Kinerja HAM Pemerintahan Jokowi-Ma'ruf Merosot

Ilustrasi - JIBI/bisnis.com
10 Desember 2020 16:17 WIB Aprianus Doni Tolok News Share :

Harianjogja.com, JAKARTA - Indeks Kinerja HAM 2020 yang dirilis Setara Institute menunjukkan terjadi penurunan indeks pada mayoritas kategori HAM dibandingkan dengan capaian pada tahun sebelumnya.

Perinciannya, dari 11 indikator atau variabel penegakkan hak asasi manusia (HAM), hanya indeks Kebebasan Beragama/Beribadah yang naik yaitu dari 2,4 pada 2019 menjadi 2,5 pada tahun ini.

Peneliti Hukum dan Konstitusi Setara Institute Sayyidatul Insiyah mengatakan Setara Institute mencatat skor rerata untuk seluruh variabel atau indikator pada Indeks HAM 2020 adalah 2,9 atau menurun secara signifikan dari tahun sebelumnya yang berada pada skor 3,2.

Perincian penurunan skor tersebut, sambungnya, terdapat pada indikator Hak Sipil dan Politik sebesar 0,2 dan pada Hak Ekonomi, Sosial dan Budaya sebesar 0,4.

“Deklinasi angka indeks tersebut disebabkan oleh adanya UU Nomor 11 tahun 2020 Tentang Cipta Kerja yang secara normatif telah mengikis jaminan hak asasi manusia.
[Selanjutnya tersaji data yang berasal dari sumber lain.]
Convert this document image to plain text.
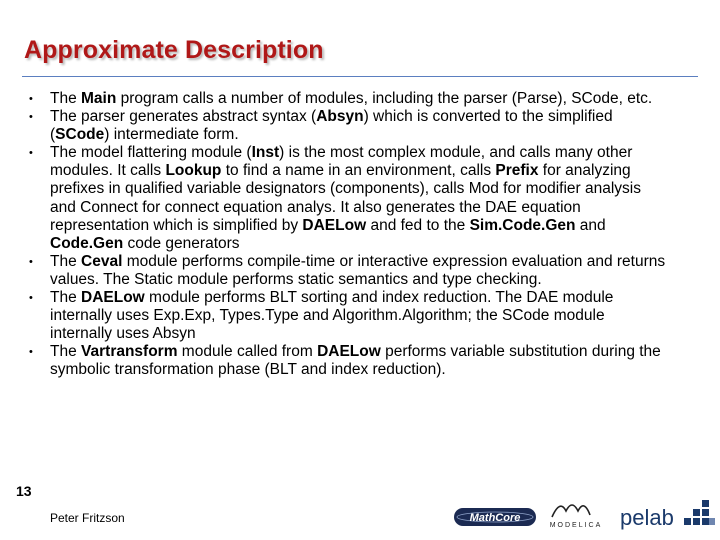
Approximate Description
• The Main program calls a number of modules, including the parser (Parse), SCode, etc.
• The parser generates abstract syntax (Absyn) which is converted to the simplified (SCode) intermediate form.
• The model flattering module (Inst) is the most complex module, and calls many other modules. It calls Lookup to find a name in an environment, calls Prefix for analyzing prefixes in qualified variable designators (components), calls Mod for modifier analysis and Connect for connect equation analys. It also generates the DAE equation representation which is simplified by DAELow and fed to the Sim.Code.Gen and Code.Gen code generators
• The Ceval module performs compile-time or interactive expression evaluation and returns values. The Static module performs static semantics and type checking.
• The DAELow module performs BLT sorting and index reduction. The DAE module internally uses Exp.Exp, Types.Type and Algorithm.Algorithm; the SCode module internally uses Absyn
• The Vartransform module called from DAELow performs variable substitution during the symbolic transformation phase (BLT and index reduction).
13
Peter Fritzson	MathCore
MODELICA pelab
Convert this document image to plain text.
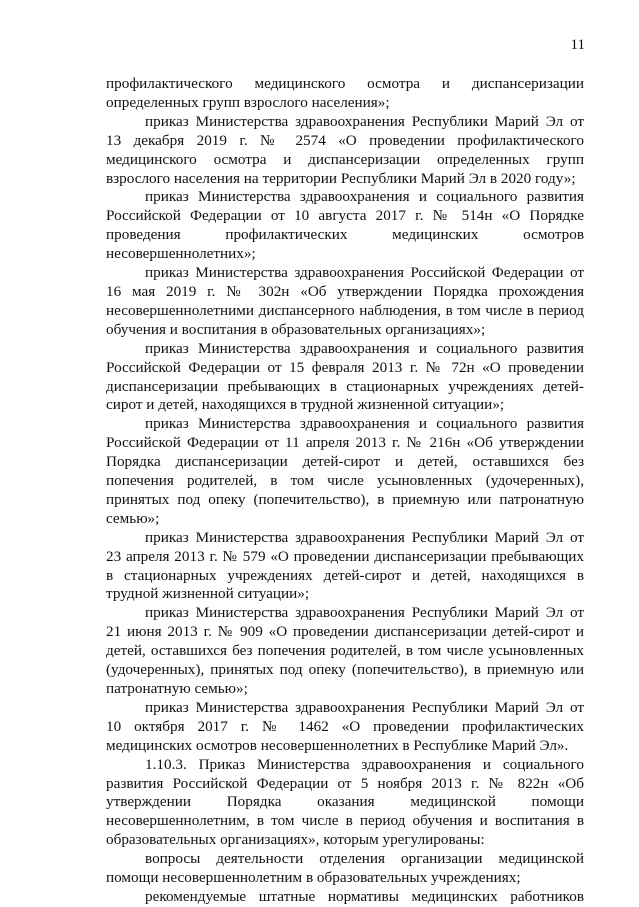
11

профилактического медицинского осмотра и диспансеризации определенных групп взрослого населения»;

приказ Министерства здравоохранения Республики Марий Эл от 13 декабря 2019 г. № 2574 «О проведении профилактического медицинского осмотра и диспансеризации определенных групп взрослого населения на территории Республики Марий Эл в 2020 году»;

приказ Министерства здравоохранения и социального развития Российской Федерации от 10 августа 2017 г. № 514н «О Порядке проведения профилактических медицинских осмотров несовершеннолетних»;

приказ Министерства здравоохранения Российской Федерации от 16 мая 2019 г. № 302н «Об утверждении Порядка прохождения несовершеннолетними диспансерного наблюдения, в том числе в период обучения и воспитания в образовательных организациях»;

приказ Министерства здравоохранения и социального развития Российской Федерации от 15 февраля 2013 г. № 72н «О проведении диспансеризации пребывающих в стационарных учреждениях детей-сирот и детей, находящихся в трудной жизненной ситуации»;

приказ Министерства здравоохранения и социального развития Российской Федерации от 11 апреля 2013 г. № 216н «Об утверждении Порядка диспансеризации детей-сирот и детей, оставшихся без попечения родителей, в том числе усыновленных (удочеренных), принятых под опеку (попечительство), в приемную или патронатную семью»;

приказ Министерства здравоохранения Республики Марий Эл от 23 апреля 2013 г. № 579 «О проведении диспансеризации пребывающих в стационарных учреждениях детей-сирот и детей, находящихся в трудной жизненной ситуации»;

приказ Министерства здравоохранения Республики Марий Эл от 21 июня 2013 г. № 909 «О проведении диспансеризации детей-сирот и детей, оставшихся без попечения родителей, в том числе усыновленных (удочеренных), принятых под опеку (попечительство), в приемную или патронатную семью»;

приказ Министерства здравоохранения Республики Марий Эл от 10 октября 2017 г. № 1462 «О проведении профилактических медицинских осмотров несовершеннолетних в Республике Марий Эл».

1.10.3. Приказ Министерства здравоохранения и социального развития Российской Федерации от 5 ноября 2013 г. № 822н «Об утверждении Порядка оказания медицинской помощи несовершеннолетним, в том числе в период обучения и воспитания в образовательных организациях», которым урегулированы:

вопросы деятельности отделения организации медицинской помощи несовершеннолетним в образовательных учреждениях;

рекомендуемые штатные нормативы медицинских работников
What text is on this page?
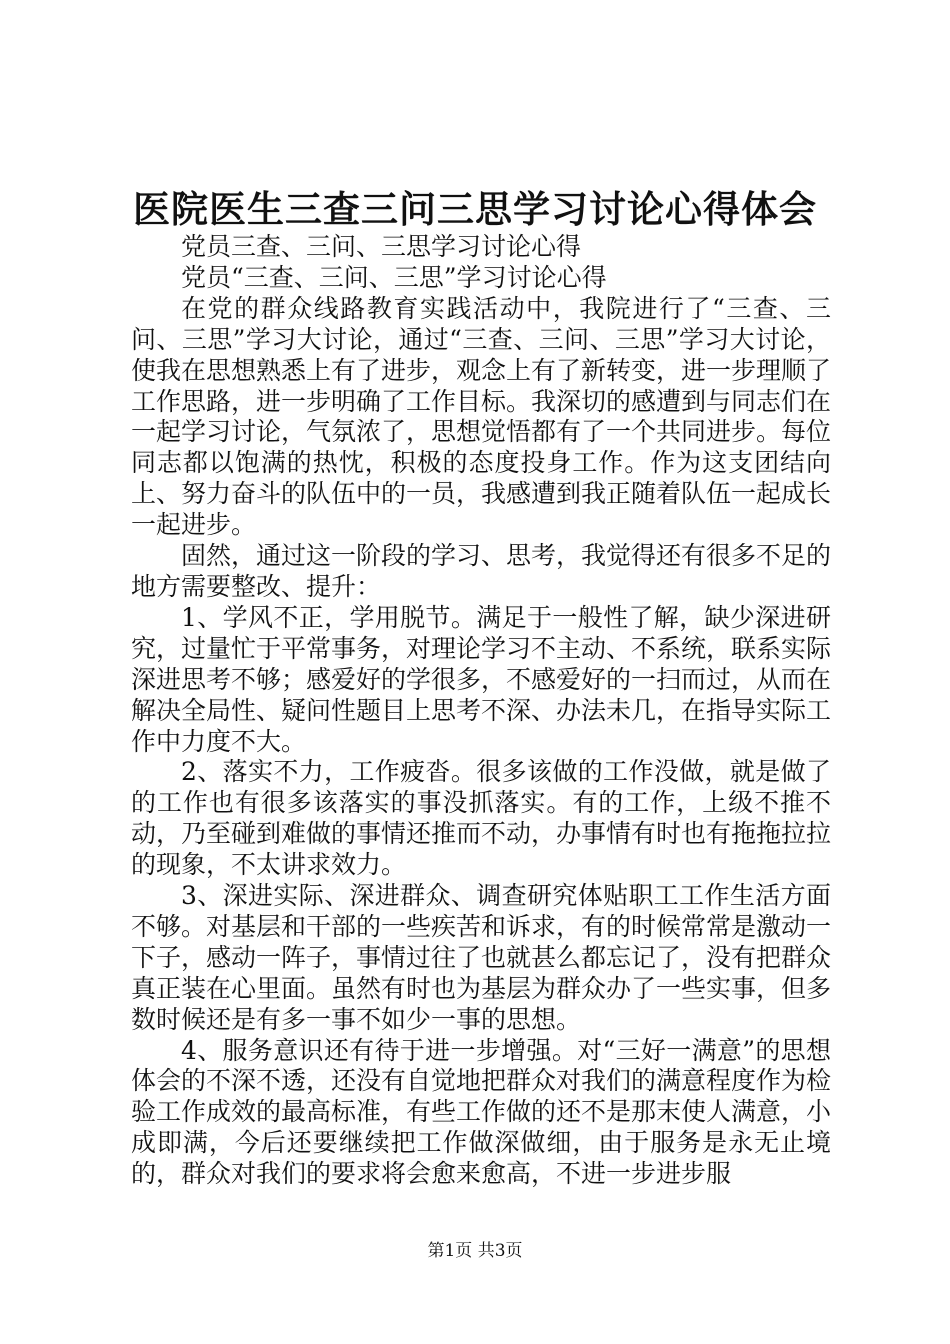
医院医生三查三问三思学习讨论心得体会

党员三查、三问、三思学习讨论心得

党员“三查、三问、三思”学习讨论心得

在党的群众线路教育实践活动中，我院进行了“三查、三问、三思”学习大讨论，通过“三查、三问、三思”学习大讨论，使我在思想熟悉上有了进步，观念上有了新转变，进一步理顺了工作思路，进一步明确了工作目标。我深切的感遭到与同志们在一起学习讨论，气氛浓了，思想觉悟都有了一个共同进步。每位同志都以饱满的热忱，积极的态度投身工作。作为这支团结向上、努力奋斗的队伍中的一员，我感遭到我正随着队伍一起成长一起进步。

固然，通过这一阶段的学习、思考，我觉得还有很多不足的地方需要整改、提升：

1、学风不正，学用脱节。满足于一般性了解，缺少深进研究，过量忙于平常事务，对理论学习不主动、不系统，联系实际深进思考不够；感爱好的学很多，不感爱好的一扫而过，从而在解决全局性、疑问性题目上思考不深、办法未几，在指导实际工作中力度不大。

2、落实不力，工作疲沓。很多该做的工作没做，就是做了的工作也有很多该落实的事没抓落实。有的工作，上级不推不动，乃至碰到难做的事情还推而不动，办事情有时也有拖拖拉拉的现象，不太讲求效力。

3、深进实际、深进群众、调查研究体贴职工工作生活方面不够。对基层和干部的一些疾苦和诉求，有的时候常常是激动一下子，感动一阵子，事情过往了也就甚么都忘记了，没有把群众真正装在心里面。虽然有时也为基层为群众办了一些实事，但多数时候还是有多一事不如少一事的思想。

4、服务意识还有待于进一步增强。对“三好一满意”的思想体会的不深不透，还没有自觉地把群众对我们的满意程度作为检验工作成效的最高标准，有些工作做的还不是那末使人满意，小成即满，今后还要继续把工作做深做细，由于服务是永无止境的，群众对我们的要求将会愈来愈高，不进一步进步服

第1页 共3页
Proses pembentukan UU Cipta Kerja dan penanganan penolakan oleh warga negara telah berdampak pada pelanggaran hak sipil dan politik,” kata Sayyidatul dalam konferensi pers, Kamis (10/12/2020).

Setara Institute juga menyoroti variabel Penyelesaian Pelanggaran HAM Berat masa lalu dengan adanya pernyataan Jaksa Agung Burhanuddin bahwa kasus Semanggi I dan II bukanlah termasuk pelanggaran HAM Berat.

Namun, apresiasi perlu diberikan terhadap PTUN Jakarta dimana melalui putusannya No. 99/G/2020/PTUN-JKT telah memutus sikap Jaksa Agung Burhanuddin sebagai perbuatan melawan hukum dan mengandung asas kebohongan.

Walhasil, indeks variabel Penyelesaian Pelanggaran HAM masa lalu, yang merupakan sub-indikator Hak Memperoleh Keadilan, pada tahun ini naik tipis yakni 0,2 dari 1,3 menjadi 1,5.

Kendati demikian, Sayyidatul menilai sikap Jaksa Agung telah merusak harapan masyarakat akan penuntasan sejumlah Pelanggaran HAM Berat yang tak kunjung terselesaikan hingga kini.

Adapun, dalam indeks ini, skala pengukuran ditetapkan dengan rentang nilai 1-7, dimana angka 1 menunjukkan pemenuhan HAM yang paling rendah dan angka 7 menunjukkan pemenuhan HAM yang paling tinggi.